Vladimir Posner - Career

Career

In 1961 Pozner was offered the position of senior editor with Novosty Press Agency's Soviet Life magazine. In 1967 he transferred to a sister publication, Sputnik, leaving it in February 1970 for a job in broadcasting.

He worked as chief commentator for the North American service of the Radio Moscow network. In the early 1970s, he was a regular guest on Ray Briem's talk show on KABC in Los Angeles. During the 1980s, he was a favourite guest on Ted Koppel's Nightline. Posner was the host of Moscow Meridian, an English-language current affairs program focusing on the Soviet Union; the show was produced by Gosteleradio, the Soviet State Committee for Television and Radio and broadcast on the Satellite Program Network. He also often appeared on The Phil Donahue Show.

In his Western media appearances Pozner was a charismatic and articulate apologist of some of the Soviet Union's most controversial foreign and domestic policy decisions. A master of tu quoque, he would frequently draw parallels and point out similarities between Soviet and Western policies as well as candidly admit the existence of certain problems in the USSR. However, while stopping short of unequivocal endorsement and support, he nevertheless rationalized, among others, the arrest and exiling of Andrei Sakharov, the invasion of Afghanistan and shooting down of KAL 007. In his 1990 autobiography Parting with Illusions. he wrote that some of the positions he had taken were wrong and immoral. In a 2005 interview with NPR's On the Media, Posner spoke openly about his role as a Soviet spokesman, stating bluntly, "What I was doing was propaganda." Comparing his former role to that of Karen Hughes, the U.S. Under Secretary of State for Public Diplomacy and Public Affairs, he commented that, "You know, as someone who's gone through this and someone who regrets having done what he's done, and who spent many, many years of his life, and I think probably the best years of my life, doing something that was wrong, I say it just isn't worth it".

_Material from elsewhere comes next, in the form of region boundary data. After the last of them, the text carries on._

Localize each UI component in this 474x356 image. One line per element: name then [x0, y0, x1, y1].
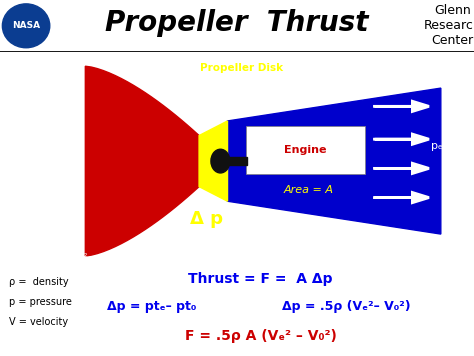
Text: Glenn
Research
Center: Glenn Research Center	[424, 4, 474, 47]
Text: Area = A: Area = A	[283, 185, 333, 195]
Ellipse shape	[2, 4, 50, 48]
FancyArrow shape	[374, 101, 429, 111]
Text: Thrust = F =  A Δp: Thrust = F = A Δp	[189, 272, 333, 286]
Text: NASA: NASA	[12, 21, 40, 30]
Text: Exit: Exit	[409, 63, 431, 73]
Ellipse shape	[211, 149, 230, 173]
FancyArrow shape	[2, 154, 76, 161]
Text: V₀: V₀	[7, 118, 20, 131]
Bar	[229, 157, 247, 166]
FancyArrow shape	[374, 134, 429, 144]
Text: ptₑ = p₀ + .5 ρ Vₑ²: ptₑ = p₀ + .5 ρ Vₑ²	[261, 253, 343, 262]
Text: Δp = ptₑ– pt₀: Δp = ptₑ– pt₀	[107, 300, 196, 313]
Polygon shape	[199, 121, 228, 201]
FancyArrow shape	[374, 193, 429, 203]
Text: pt₀ = p₀ + .5 ρ V₀²: pt₀ = p₀ + .5 ρ V₀²	[5, 253, 87, 262]
FancyArrow shape	[374, 163, 429, 173]
Text: p = pressure: p = pressure	[9, 297, 73, 307]
Polygon shape	[85, 66, 199, 256]
Text: Propeller  Thrust: Propeller Thrust	[105, 9, 369, 37]
Text: Δp = .5ρ (Vₑ²– V₀²): Δp = .5ρ (Vₑ²– V₀²)	[282, 300, 410, 313]
Text: Free Stream: Free Stream	[9, 61, 82, 71]
FancyArrow shape	[2, 84, 76, 92]
Text: ρ =  density: ρ = density	[9, 277, 69, 287]
FancyArrow shape	[2, 117, 76, 125]
Text: pₑ = p₀: pₑ = p₀	[431, 141, 471, 152]
Text: F = .5ρ A (Vₑ² – V₀²): F = .5ρ A (Vₑ² – V₀²)	[185, 329, 337, 343]
Text: Δ p: Δ p	[190, 210, 223, 229]
Text: Vₑ: Vₑ	[443, 104, 457, 116]
Text: V = velocity: V = velocity	[9, 317, 69, 327]
Text: p₀: p₀	[7, 151, 20, 164]
Text: Propeller Disk: Propeller Disk	[200, 63, 283, 73]
Text: Engine: Engine	[284, 145, 327, 155]
Polygon shape	[228, 88, 441, 234]
Bar	[246, 126, 365, 174]
FancyArrow shape	[2, 190, 76, 198]
FancyArrow shape	[2, 223, 76, 230]
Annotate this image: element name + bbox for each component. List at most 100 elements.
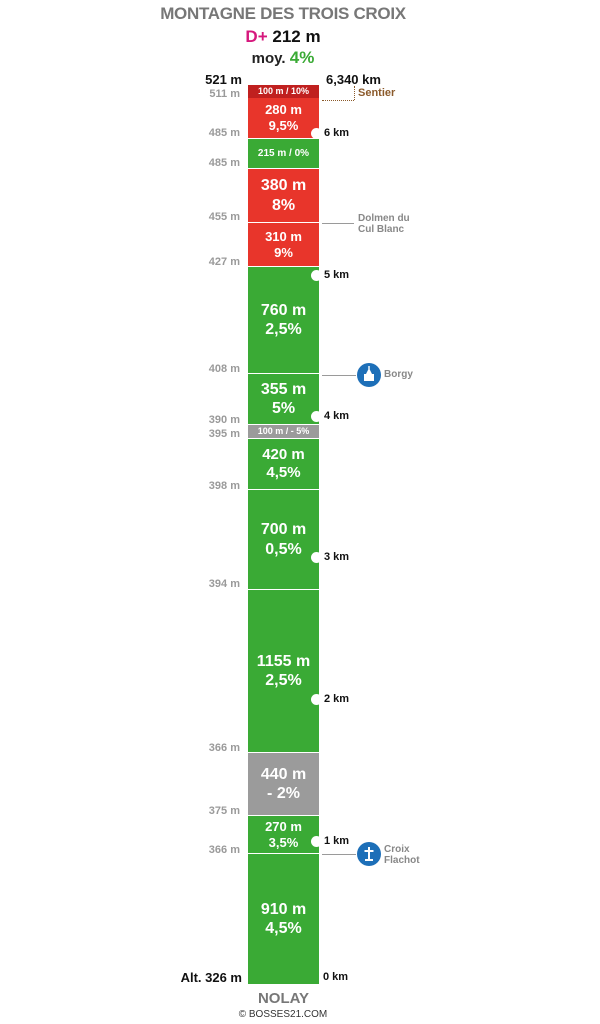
segment-s11: 1155 m 2,5% (248, 590, 319, 752)
altitude-label: 427 m (208, 256, 240, 268)
elevation-gain-label: D+ (245, 27, 268, 46)
segment-length: 270 m (265, 818, 302, 834)
sentier-leader-line (322, 100, 354, 101)
segment-length: 910 m (260, 900, 307, 918)
altitude-label: 511 m (209, 88, 240, 100)
segment-grade: 4,5% (265, 920, 302, 937)
km-notch (311, 835, 322, 847)
km-notch (311, 410, 322, 422)
start-place: NOLAY (257, 990, 310, 1007)
segment-grade: 4,5% (266, 464, 301, 481)
km-marker: 2 km (311, 693, 350, 705)
segment-grade: 2,5% (265, 321, 302, 338)
altitude-label: 395 m (208, 428, 240, 440)
altitude-label: 398 m (208, 480, 240, 492)
poi-leader-line (322, 854, 356, 855)
poi-label: Borgy (384, 369, 413, 380)
segment-length: 420 m (262, 446, 305, 463)
sentier-label: Sentier (358, 87, 396, 99)
segment-s12: 440 m - 2% (248, 753, 319, 815)
altitude-label: 394 m (208, 578, 240, 590)
altitude-label: 455 m (208, 211, 240, 223)
segment-length: 380 m (260, 177, 307, 195)
segment-s5: 310 m 9% (248, 223, 319, 266)
segment-grade: 5% (271, 400, 296, 417)
climb-title: MONTAGNE DES TROIS CROIX (160, 4, 406, 23)
segment-s4: 380 m 8% (248, 169, 319, 222)
poi-label-line1: Borgy (384, 369, 413, 380)
km-marker: 6 km (311, 127, 350, 139)
segment-s6: 760 m 2,5% (248, 267, 319, 373)
km-marker: 1 km (311, 835, 350, 847)
km-marker-label: 6 km (324, 127, 350, 139)
church-icon (357, 363, 381, 387)
altitude-label: 366 m (208, 844, 240, 856)
average-grade: moy. 4% (0, 48, 566, 68)
segment-length: 280 m (265, 102, 302, 118)
poi-leader-line (322, 375, 356, 376)
segment-length: 1155 m (256, 652, 311, 670)
altitude-label: 375 m (208, 805, 240, 817)
elevation-gain: D+ 212 m (0, 27, 566, 47)
poi-label-line1: Croix (384, 844, 410, 855)
poi-label-line2: Flachot (384, 855, 420, 866)
segment-s14: 910 m 4,5% (248, 854, 319, 984)
segment-grade: - 2% (267, 785, 300, 802)
segment-s2: 280 m 9,5% (248, 98, 319, 138)
segment-grade: 9% (274, 244, 293, 260)
segment-s3: 215 m / 0% (248, 139, 319, 168)
segment-s10: 700 m 0,5% (248, 490, 319, 589)
km-marker-label: 3 km (324, 551, 350, 563)
altitude-label: 485 m (208, 157, 240, 169)
poi-leader-line (322, 223, 354, 224)
segment-grade: 3,5% (268, 834, 299, 850)
segment-s8: 100 m / - 5% (248, 425, 319, 438)
segment-length: 440 m (260, 765, 307, 783)
km-notch (311, 551, 322, 563)
km-marker-label: 5 km (324, 269, 350, 281)
km-notch (311, 269, 322, 281)
segment-length: 700 m (260, 521, 307, 539)
elevation-gain-value: 212 m (272, 27, 321, 46)
altitude-label: 408 m (208, 363, 240, 375)
km-notch (311, 127, 322, 139)
average-grade-value: 4% (289, 48, 315, 67)
sentier-leader-vline (354, 86, 355, 100)
segment-grade: 9,5% (268, 118, 299, 133)
segment-s9: 420 m 4,5% (248, 439, 319, 489)
segment-length: 355 m (260, 380, 307, 398)
segment-grade: 0,5% (265, 540, 302, 558)
cross-icon (357, 842, 381, 866)
segment-length: 215 m / 0% (257, 147, 310, 159)
total-distance: 6,340 km (326, 72, 381, 87)
poi-label: Croix Flachot (384, 844, 420, 866)
km-marker: 5 km (311, 269, 350, 281)
segment-length: 310 m (265, 228, 302, 244)
km-marker: 4 km (311, 410, 350, 422)
copyright: © BOSSES21.COM (238, 1009, 328, 1020)
segment-grade: 2,5% (265, 672, 302, 689)
segment-length: 760 m (260, 301, 307, 319)
segment-s1: 100 m / 10% (248, 85, 319, 98)
segment-length: 100 m / 10% (257, 86, 310, 97)
km-notch (311, 693, 322, 705)
km-marker: 3 km (311, 551, 350, 563)
segment-s7: 355 m 5% (248, 374, 319, 424)
segment-s13: 270 m 3,5% (248, 816, 319, 853)
segment-grade: 8% (271, 196, 296, 214)
altitude-label: 390 m (208, 414, 240, 426)
poi-label-line1: Dolmen du (358, 213, 410, 224)
average-grade-label: moy. (251, 50, 286, 67)
segment-length: 100 m / - 5% (257, 426, 310, 437)
start-altitude: Alt. 326 m (180, 970, 242, 985)
poi-label: Dolmen du Cul Blanc (358, 213, 410, 235)
poi-label-line2: Cul Blanc (358, 224, 405, 235)
altitude-label: 366 m (208, 742, 240, 754)
km-marker-0: 0 km (316, 971, 348, 983)
summit-altitude: 521 m (205, 72, 242, 87)
km-marker-label: 4 km (324, 410, 350, 422)
km-marker-label: 1 km (324, 835, 350, 847)
km-marker-label: 2 km (324, 693, 350, 705)
altitude-label: 485 m (208, 127, 240, 139)
km-marker-label: 0 km (323, 971, 349, 983)
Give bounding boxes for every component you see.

In spite of his frequent appearances in the Western media and his near-celebrity status as the principal spokesman for the Soviet Union Pozner remained virtually unknown at home.

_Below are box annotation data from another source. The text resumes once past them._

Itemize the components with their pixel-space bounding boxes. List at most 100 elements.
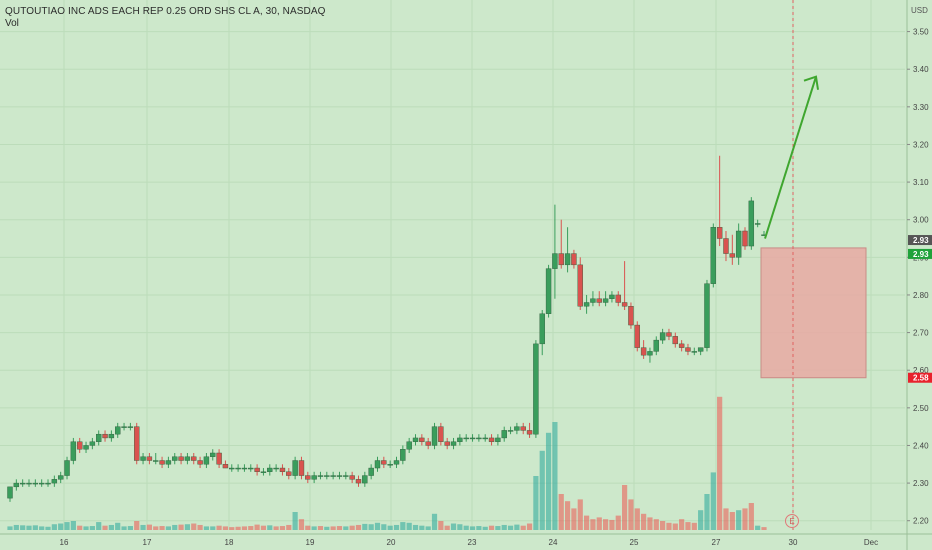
volume-bar — [545, 432, 552, 530]
volume-bar — [216, 525, 222, 530]
candle-body — [172, 456, 178, 461]
candle-body — [533, 343, 539, 435]
candle-body — [216, 452, 222, 465]
volume-bar — [374, 522, 381, 530]
volume-bar — [64, 522, 70, 530]
volume-bar — [336, 526, 343, 530]
x-tick-label: Dec — [864, 538, 878, 547]
candle-body — [317, 475, 324, 477]
volume-bar — [463, 525, 469, 530]
volume-bar — [362, 523, 368, 530]
x-tick-label: 16 — [60, 538, 69, 547]
candle-body — [735, 230, 742, 258]
candle-body — [115, 426, 121, 435]
candle-body — [355, 479, 362, 484]
earnings-marker-label: E — [789, 517, 794, 526]
candle-body — [691, 351, 698, 353]
volume-bar — [324, 526, 330, 530]
price-tag-label: 2.93 — [913, 250, 929, 259]
x-tick-label: 18 — [225, 538, 234, 547]
candle-body — [583, 302, 590, 307]
volume-bar — [241, 526, 248, 530]
price-tag — [908, 248, 932, 259]
volume-bar — [431, 513, 438, 530]
volume-bar — [127, 526, 133, 530]
volume-bar — [514, 524, 520, 530]
volume-bar — [7, 526, 13, 530]
candle-body — [203, 456, 210, 465]
volume-bar — [698, 510, 704, 530]
volume-bar — [102, 525, 108, 530]
volume-bar — [355, 524, 362, 530]
volume-bar — [533, 476, 539, 530]
candle-body — [672, 336, 678, 345]
volume-bar — [679, 519, 685, 530]
candle-body — [121, 426, 127, 428]
volume-bar — [393, 524, 400, 530]
y-tick-label: 2.40 — [913, 441, 929, 450]
volume-bar — [558, 494, 564, 530]
volume-bar — [660, 521, 666, 530]
candle-body — [602, 298, 609, 303]
y-tick-label: 3.50 — [913, 28, 929, 37]
candle-body — [640, 347, 647, 356]
candle-body — [590, 298, 596, 303]
candle-body — [526, 430, 533, 435]
candle-body — [438, 426, 444, 442]
volume-bar — [387, 525, 393, 530]
volume-bar — [507, 525, 514, 530]
volume-bar — [704, 494, 710, 530]
volume-bar — [305, 525, 311, 530]
y-tick-label: 2.20 — [913, 517, 929, 526]
volume-bar — [83, 526, 89, 530]
candle-body — [596, 298, 602, 303]
candle-body — [279, 467, 286, 472]
chart-title: QUTOUTIAO INC ADS EACH REP 0.25 ORD SHS … — [5, 6, 326, 17]
candle-body — [19, 482, 26, 485]
volume-bar — [349, 525, 355, 530]
candle-body — [628, 306, 634, 326]
volume-bar — [583, 515, 590, 530]
candle-body — [482, 437, 488, 440]
y-tick-label: 2.80 — [913, 291, 929, 300]
volume-bar — [20, 525, 26, 530]
volume-bar — [622, 485, 628, 530]
candle-body — [197, 460, 203, 465]
candle-body — [729, 253, 736, 258]
candle-body — [647, 351, 653, 356]
candle-body — [381, 460, 387, 465]
projection-arrow-shaft — [764, 76, 817, 239]
candle-body — [267, 467, 273, 472]
volume-bar — [476, 526, 482, 530]
volume-bar — [229, 527, 235, 530]
candle-body — [653, 339, 659, 352]
candle-body — [146, 456, 153, 461]
volume-bar — [672, 523, 678, 530]
currency-label: USD — [911, 6, 928, 15]
candle-body — [412, 437, 419, 442]
candle-body — [191, 456, 197, 461]
volume-bar — [108, 524, 114, 530]
volume-bar — [210, 526, 216, 530]
y-tick-label: 3.40 — [913, 65, 929, 74]
candle-body — [545, 268, 552, 314]
volume-bar — [539, 450, 545, 530]
candle-body — [248, 467, 254, 470]
candle-body — [165, 460, 172, 465]
candle-body — [32, 482, 39, 485]
volume-bar — [552, 422, 558, 530]
candle-body — [96, 433, 102, 442]
candle-body — [704, 283, 710, 348]
volume-bar — [134, 521, 140, 530]
price-tag-label: 2.93 — [913, 236, 929, 245]
candle-body — [311, 475, 317, 480]
candle-body — [666, 332, 672, 337]
volume-bar — [330, 526, 336, 530]
candle-body — [38, 482, 45, 485]
volume-bar — [457, 524, 463, 530]
volume-bar — [748, 503, 754, 530]
volume-bar — [526, 523, 533, 530]
y-tick-label: 2.60 — [913, 366, 929, 375]
candle-body — [7, 486, 13, 499]
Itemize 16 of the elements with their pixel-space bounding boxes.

This changed in the mid-80s, when Pozner co-hosted several bilateral, televised discussions (or "spacebridges") between audiences in the Soviet Union and the US, carried via satellite. These were initially produced with Helene Keyssar at the University of California, San Diego. They included "Moscow Calling San Diego: Children and Film" (with Mike Cole), "Remembering War" (May 7, 1985, with Fred Starr). Later programs included "Citizens Summit I - Leningrad/Seattle" (December 29, 1985) and "Citizens Summit II: Women to Women - Leningrad/Boston" (May 20, 1986) - both with Phil Donahue. The programs marked a dramatic turning point in Pozner's career, garnering him instant renown and wide popularity and acclaim from domestic audiences in the USSR. He was promoted to the position of "political observer of Central Television", the highest journalistic rank at Gosteleradio, and started to work on programs that were broadcast domestically. However, in 1991 Pozner was asked to resign after being quoted voicing his support for Boris Yeltsin over Mikhail Gorbachev.

Later that year Pozner received an offer to work with Phil Donahue and moved to the United States. From 1991 to 1994 they co-hosted Pozner/Donahue, a weekly, issues-oriented roundtable program, which aired both on CNBC and in syndication. While living in New York, Pozner regularly commuted to Moscow to tape his programs that aired in Russia.

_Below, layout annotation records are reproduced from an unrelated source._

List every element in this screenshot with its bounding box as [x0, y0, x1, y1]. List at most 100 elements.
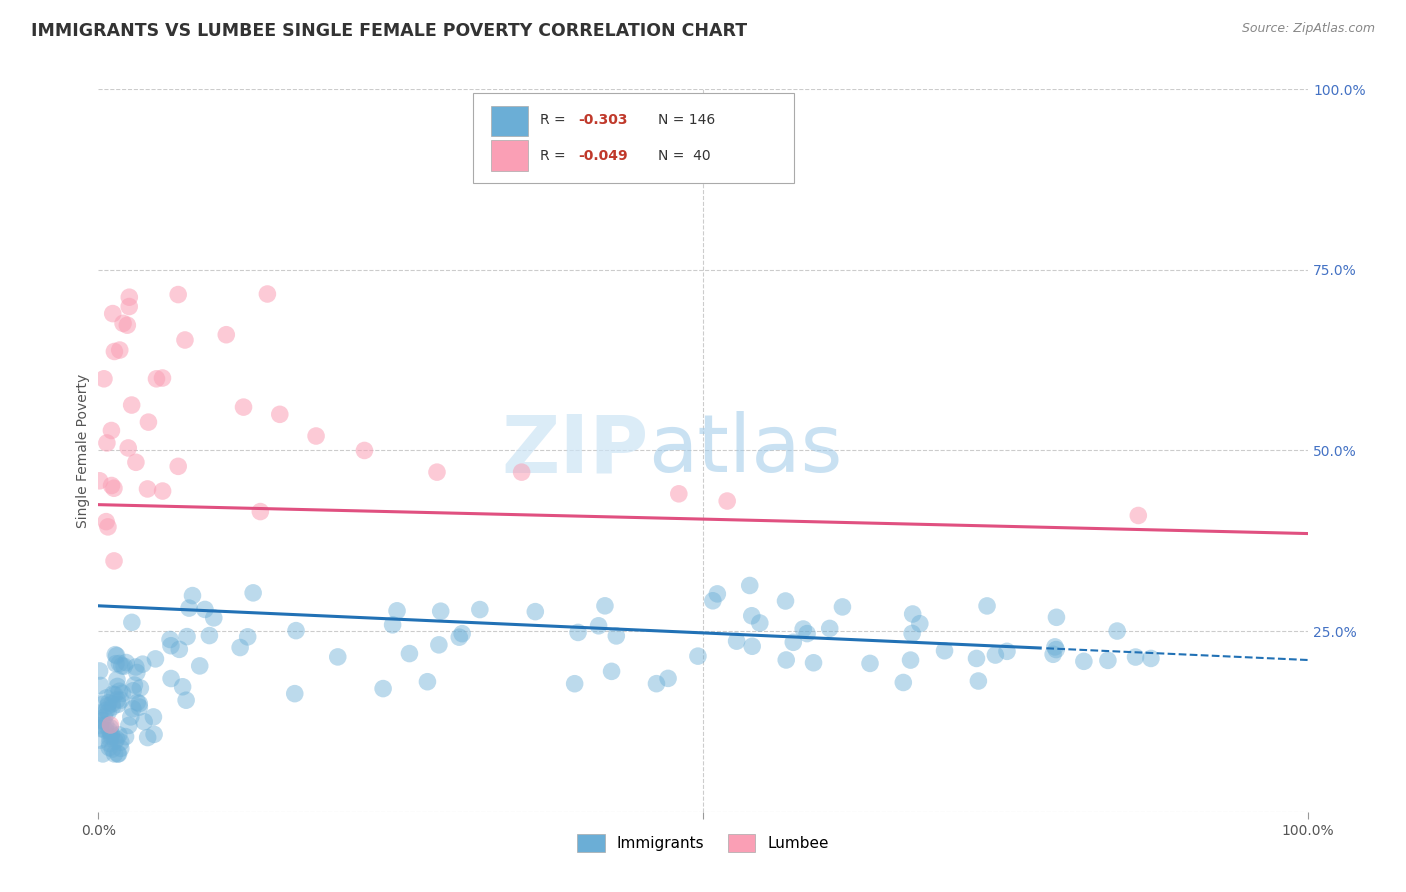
Point [131, 657, 153, 672]
Point [100, 424, 122, 438]
Point [117, 318, 139, 333]
Point [152, 483, 174, 498]
Point [100, 730, 122, 744]
Point [107, 680, 129, 694]
Point [305, 429, 328, 443]
Point [803, 656, 825, 670]
Point [108, 684, 131, 698]
Point [100, 727, 122, 741]
Point [385, 604, 408, 618]
Point [127, 695, 149, 709]
Point [249, 505, 271, 519]
Point [101, 307, 124, 321]
Point [1045, 642, 1067, 657]
Point [995, 644, 1018, 658]
Point [510, 465, 533, 479]
Point [103, 747, 125, 761]
Point [1097, 653, 1119, 667]
Point [110, 735, 132, 749]
Point [232, 400, 254, 414]
Text: IMMIGRANTS VS LUMBEE SINGLE FEMALE POVERTY CORRELATION CHART: IMMIGRANTS VS LUMBEE SINGLE FEMALE POVER… [31, 22, 747, 40]
Point [181, 589, 204, 603]
Point [236, 630, 259, 644]
Point [128, 700, 150, 714]
Point [104, 657, 127, 671]
Point [90, 722, 112, 736]
Point [284, 687, 307, 701]
Point [124, 678, 146, 692]
Point [748, 615, 770, 630]
Point [121, 398, 143, 412]
Point [269, 407, 291, 421]
Point [198, 629, 221, 643]
Point [600, 665, 623, 679]
Point [588, 619, 610, 633]
Point [103, 344, 125, 359]
Point [121, 702, 143, 716]
Point [97, 705, 120, 719]
Point [242, 586, 264, 600]
Point [105, 732, 128, 747]
Text: N = 146: N = 146 [658, 113, 716, 128]
Point [901, 607, 924, 621]
Point [741, 608, 763, 623]
Point [188, 659, 211, 673]
Point [427, 638, 450, 652]
Point [91, 698, 114, 712]
Point [125, 660, 148, 674]
Point [134, 714, 156, 729]
Point [103, 554, 125, 568]
Text: R =: R = [540, 149, 569, 162]
Point [593, 599, 616, 613]
Point [115, 656, 138, 670]
Point [706, 587, 728, 601]
Point [167, 287, 190, 301]
Point [1043, 640, 1066, 654]
Point [120, 710, 142, 724]
Point [93, 710, 115, 724]
Point [98, 731, 121, 746]
Y-axis label: Single Female Poverty: Single Female Poverty [76, 374, 90, 527]
Point [775, 594, 797, 608]
Point [129, 681, 152, 695]
Point [105, 648, 128, 663]
Point [1128, 508, 1150, 523]
Text: -0.303: -0.303 [578, 113, 628, 128]
Point [101, 700, 124, 714]
Point [256, 287, 278, 301]
Point [285, 624, 308, 638]
Point [96, 690, 118, 705]
Point [605, 629, 627, 643]
Point [702, 594, 724, 608]
Point [668, 487, 690, 501]
Point [371, 681, 394, 696]
Point [426, 465, 449, 479]
Text: Source: ZipAtlas.com: Source: ZipAtlas.com [1241, 22, 1375, 36]
Point [136, 482, 159, 496]
Point [908, 616, 931, 631]
Text: R =: R = [540, 113, 569, 128]
Point [97, 696, 120, 710]
Point [429, 604, 451, 618]
Point [645, 676, 668, 690]
Point [96, 436, 118, 450]
Point [89, 664, 111, 678]
Point [398, 647, 420, 661]
Point [174, 693, 197, 707]
Point [468, 602, 491, 616]
Point [93, 372, 115, 386]
Point [118, 290, 141, 304]
Point [215, 327, 238, 342]
Point [738, 578, 761, 592]
Point [110, 741, 132, 756]
Point [118, 718, 141, 732]
Point [89, 678, 111, 692]
Point [160, 672, 183, 686]
Point [97, 520, 120, 534]
Point [91, 714, 114, 728]
Point [145, 372, 167, 386]
Point [169, 642, 191, 657]
Point [98, 736, 121, 750]
Point [98, 740, 121, 755]
Point [1107, 624, 1129, 638]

He returned to Moscow in 1997, continuing his work as an independent television journalist.

In 1997, Posner founded the School for Television Excellence («Школу телевизионного мастерства») in Moscow to educate and promote young journalists.

From its foundation in 1994 until 2008 Pozner was president of the Russian Television Academy, which annually awards the prestigious TEFI trophy.

Posner also worked for the Institute for US and Canadian Studies, a Soviet think tank.

Since 2004 with his brother Pavel, he co-owns a French brasserie in Moscow, Жеральдин (Chez Géraldine), named after their mother.